29 May 2005

Tasting Notes for May 28, 2005

No real links here, but most of the wines came from one Australian producer, Trever Jones. To fill out the list, there were three wines from Marquis Philips, also Australian. All of the info on the Trever Jones wines can be found here, and I came across a page with brief reviews of the Marquis Philips.

Trever Jones was there to promote his wines, and was an incredibly nice chap. Ruddy complexion, big handlebar moustache, and the thick, calloused hands of a farmer who actually gets his hands dirty. I got to sit with him for a spell while trying the wines, and learned a good bit about Australian winemaking. He hails from the Barossa Valley in South Australia.
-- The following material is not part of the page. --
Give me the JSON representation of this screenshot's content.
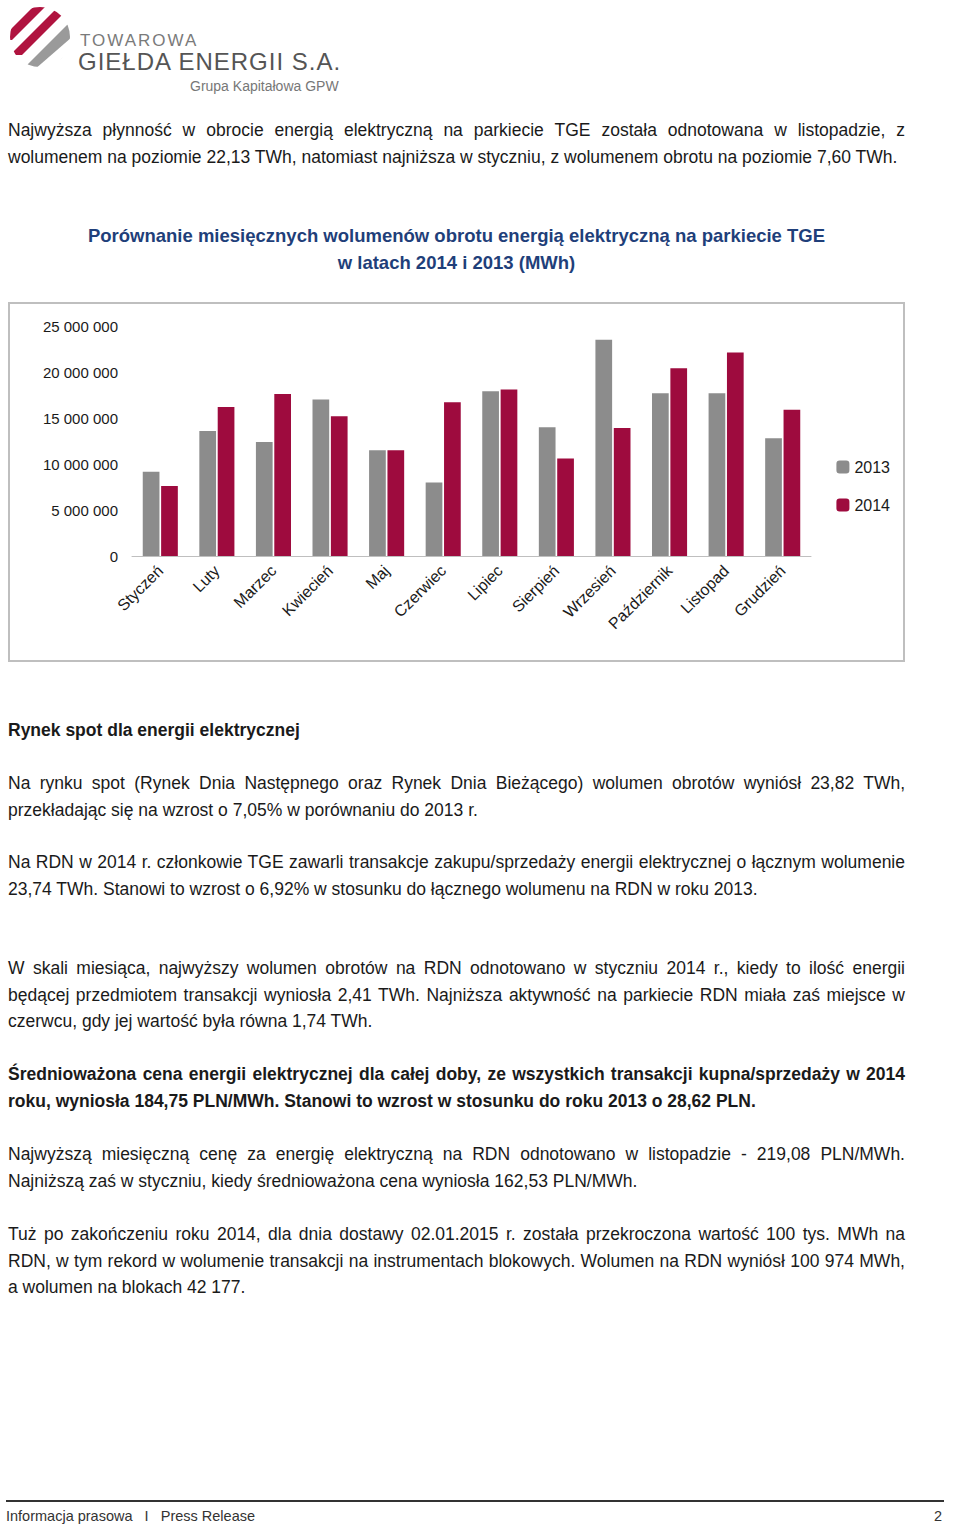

Wine 1: 2004 Marquis Philips Holly's Blend. 100% Verdelho, this was a great little wine. Great fruit flavors, and a good sipper for the summer. This is an interesting grape, and a good change of pace from Chardonnay or some of the other big whites. Great bargain, too. $10.
Wine 2: 2004 Trevor Jones Boots White. A blend of Muscat and Riesling, this isn't as sweet as you'd expect, though it's not dry either. I had mixed feelings about this wine, but I know a lot of people who would love it. Might be fun with spicy Asian food. $13.
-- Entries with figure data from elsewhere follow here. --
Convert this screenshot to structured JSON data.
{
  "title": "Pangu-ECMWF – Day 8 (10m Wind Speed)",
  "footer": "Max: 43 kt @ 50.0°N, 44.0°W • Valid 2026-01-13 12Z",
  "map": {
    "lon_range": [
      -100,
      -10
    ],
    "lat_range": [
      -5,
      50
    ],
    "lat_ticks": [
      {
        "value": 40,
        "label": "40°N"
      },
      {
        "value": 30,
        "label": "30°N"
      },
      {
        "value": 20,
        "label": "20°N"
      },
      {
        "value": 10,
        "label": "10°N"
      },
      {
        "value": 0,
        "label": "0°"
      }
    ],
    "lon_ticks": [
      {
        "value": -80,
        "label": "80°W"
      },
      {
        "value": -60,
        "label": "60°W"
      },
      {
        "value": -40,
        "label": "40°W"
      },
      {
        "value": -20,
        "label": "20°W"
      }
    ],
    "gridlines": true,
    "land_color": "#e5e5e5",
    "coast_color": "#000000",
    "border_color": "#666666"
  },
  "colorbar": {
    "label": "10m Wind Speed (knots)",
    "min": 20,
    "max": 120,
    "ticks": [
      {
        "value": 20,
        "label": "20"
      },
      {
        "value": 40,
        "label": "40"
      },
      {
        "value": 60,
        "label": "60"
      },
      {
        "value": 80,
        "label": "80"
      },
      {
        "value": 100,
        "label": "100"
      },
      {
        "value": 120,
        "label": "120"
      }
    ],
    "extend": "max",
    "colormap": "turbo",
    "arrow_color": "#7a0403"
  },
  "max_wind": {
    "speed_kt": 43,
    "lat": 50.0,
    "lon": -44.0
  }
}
Wine 3: 2003 Trevor Jones Virgin Chardonnay. I'd never heard of "Virgin" Chardonnay, and the guy pouring the wine didn't know what it was either. This is the best thing about having the winemaker right there. "Hey Trevor, what's Virgin Chardonnay?" His explanation: it's 100% pure Chardonnay, made without oak. But putting "unoaked" or "no oak" on a bottle would sound cheap, so he started calling it Virgin. This wine had good fruit, a soft feel in the mouth, and low acids. While I love unoaked Chardonnay, you can get much better deals from Burgundy. $20.
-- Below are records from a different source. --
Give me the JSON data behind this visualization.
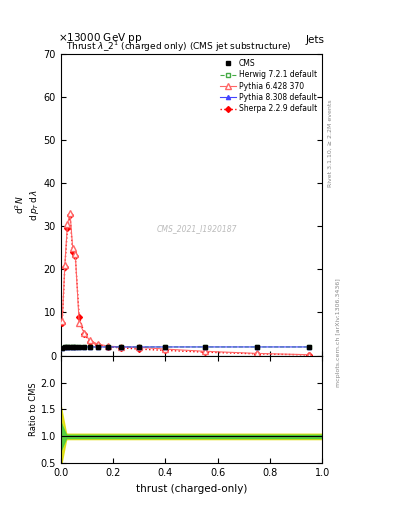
{
  "header_left": "13000 GeV pp",
  "header_right": "Jets",
  "watermark": "CMS_2021_I1920187",
  "right_label_top": "Rivet 3.1.10, ≥ 2.2M events",
  "right_label_bottom": "mcplots.cern.ch [arXiv:1306.3436]",
  "ylabel_ratio": "Ratio to CMS",
  "xlabel": "thrust (charged-only)",
  "xlim": [
    0,
    1
  ],
  "ylim_main": [
    0,
    70
  ],
  "ylim_ratio": [
    0.5,
    2.5
  ],
  "yticks_main": [
    0,
    10,
    20,
    30,
    40,
    50,
    60,
    70
  ],
  "yticks_ratio": [
    0.5,
    1.0,
    1.5,
    2.0
  ],
  "cms_x": [
    0.005,
    0.015,
    0.025,
    0.035,
    0.045,
    0.055,
    0.07,
    0.09,
    0.11,
    0.14,
    0.18,
    0.23,
    0.3,
    0.4,
    0.55,
    0.75,
    0.95
  ],
  "cms_y": [
    1.8,
    1.9,
    2.0,
    2.0,
    2.0,
    2.0,
    2.0,
    2.0,
    2.0,
    2.0,
    2.0,
    2.0,
    2.0,
    2.0,
    2.0,
    2.0,
    2.0
  ],
  "herwig_x": [
    0.005,
    0.015,
    0.025,
    0.035,
    0.045,
    0.055,
    0.07,
    0.09,
    0.11,
    0.14,
    0.18,
    0.23,
    0.3,
    0.4,
    0.55,
    0.75,
    0.95
  ],
  "herwig_y": [
    1.8,
    1.9,
    2.0,
    2.0,
    2.0,
    2.0,
    2.0,
    2.0,
    2.0,
    2.0,
    2.0,
    2.0,
    2.0,
    2.0,
    2.0,
    2.0,
    2.0
  ],
  "pythia6_x": [
    0.005,
    0.015,
    0.025,
    0.035,
    0.045,
    0.055,
    0.07,
    0.09,
    0.11,
    0.14,
    0.18,
    0.23,
    0.3,
    0.4,
    0.55,
    0.75,
    0.95
  ],
  "pythia6_y": [
    8.0,
    21.0,
    30.5,
    33.0,
    25.0,
    23.5,
    7.5,
    5.2,
    3.5,
    2.7,
    2.2,
    2.0,
    1.9,
    1.5,
    1.0,
    0.5,
    0.2
  ],
  "pythia8_x": [
    0.005,
    0.015,
    0.025,
    0.035,
    0.045,
    0.055,
    0.07,
    0.09,
    0.11,
    0.14,
    0.18,
    0.23,
    0.3,
    0.4,
    0.55,
    0.75,
    0.95
  ],
  "pythia8_y": [
    1.8,
    1.9,
    2.0,
    2.0,
    2.0,
    2.0,
    2.0,
    2.0,
    2.0,
    2.0,
    2.0,
    2.0,
    2.0,
    2.0,
    2.0,
    2.0,
    2.0
  ],
  "sherpa_x": [
    0.005,
    0.015,
    0.025,
    0.035,
    0.045,
    0.055,
    0.07,
    0.09,
    0.11,
    0.14,
    0.18,
    0.23,
    0.3,
    0.4,
    0.55,
    0.75,
    0.95
  ],
  "sherpa_y": [
    7.5,
    20.5,
    29.5,
    32.5,
    24.0,
    23.0,
    9.0,
    5.0,
    3.2,
    2.5,
    2.0,
    1.8,
    1.5,
    1.2,
    0.8,
    0.4,
    0.15
  ],
  "color_cms": "#000000",
  "color_herwig": "#44aa44",
  "color_pythia6": "#ff6666",
  "color_pythia8": "#4444ff",
  "color_sherpa": "#ff0000",
  "color_green_band": "#44cc44",
  "color_yellow_band": "#dddd00",
  "bg_color": "#ffffff"
}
Wine 4: 2002 Trevor Jones Boots Grenache. A favorite of everyone--this is a Spanish-style Grenache with a little Cabernet Franc mixed in. According to Trevor, this was made from vines that are 70-80 years old. I'd love to eat this with roast pork. It screams for a hearty pork sandwich. $14.

Wine 5: 2000 Trevor Jones Cabernet-Merlot. I didn't think this was very well balanced. There was a lemony acidity to the wine that made it difficult to appreciate the fruit. Might be a bit too old. $38.

Wine 6: 2001 Trevor Jones Dry Grown Shiraz. Good black pepper on the nose, and amazing black cherry flavors on the tongue. A great wine, but a bit steep for me. "Dry grown" means that the grapes were grown without any irrigation or watering, just from the natural rainfall, which tends to result in very low, intense yields. $37.

Wine 7: 2003 Marquis Philips Cabernet Sauvignon. I've had this wine a couple of times before, and have always loved it. Amazing complexity for such a young wine. Soft tannins, a short finish, and delicious dark flavors. $18.

Wine 8: 2003 Marquis Philips Shiraz 9. I first saw this wine a few months ago when I was purchasing a bottle of the above cab sav. The guy at the wine shop pointed out the Shiraz 9, and drew my attention to its 16% alcohol content, though due to the wiggle room in Aussie labeling, it may be as much as 17%. Way too much for a wine. It tasted like a thin port. It's not a bad wine, but I don't know if I'd pay for it, and I think it would be difficult to serve. $37.

Wine 9: Trevor Jones Sparkling Red NV. We were all excited about trying this wine. Unlike some of the Italian red sparklers I've tried, this was not sweet. It's 60% Grenache and 40% Shiraz, with a medium level of fizz. Maybe I'd built it up too much, but I found this wine lacking. There was a good flavor, but it tasted watered down, almost as if you'd taken a Rhone-style wine and diluted it with sparkling mineral water. $18.

Wine 10: Trevor Jones Jonsey Tawny Port NV. The Robert Parker review of this wine gave it 93 points, but falsely claimed that it was 46 years old. In fact, it's four to six years old. It looked more like sherry than port, i.e. dark brown like coffee with no red tint. And it tasted a lot like sherry, probably due to the Pedro Ximenez grape, but it also contains Shiraz and Grenache. A good value, but I don't think I'd buy it. $11.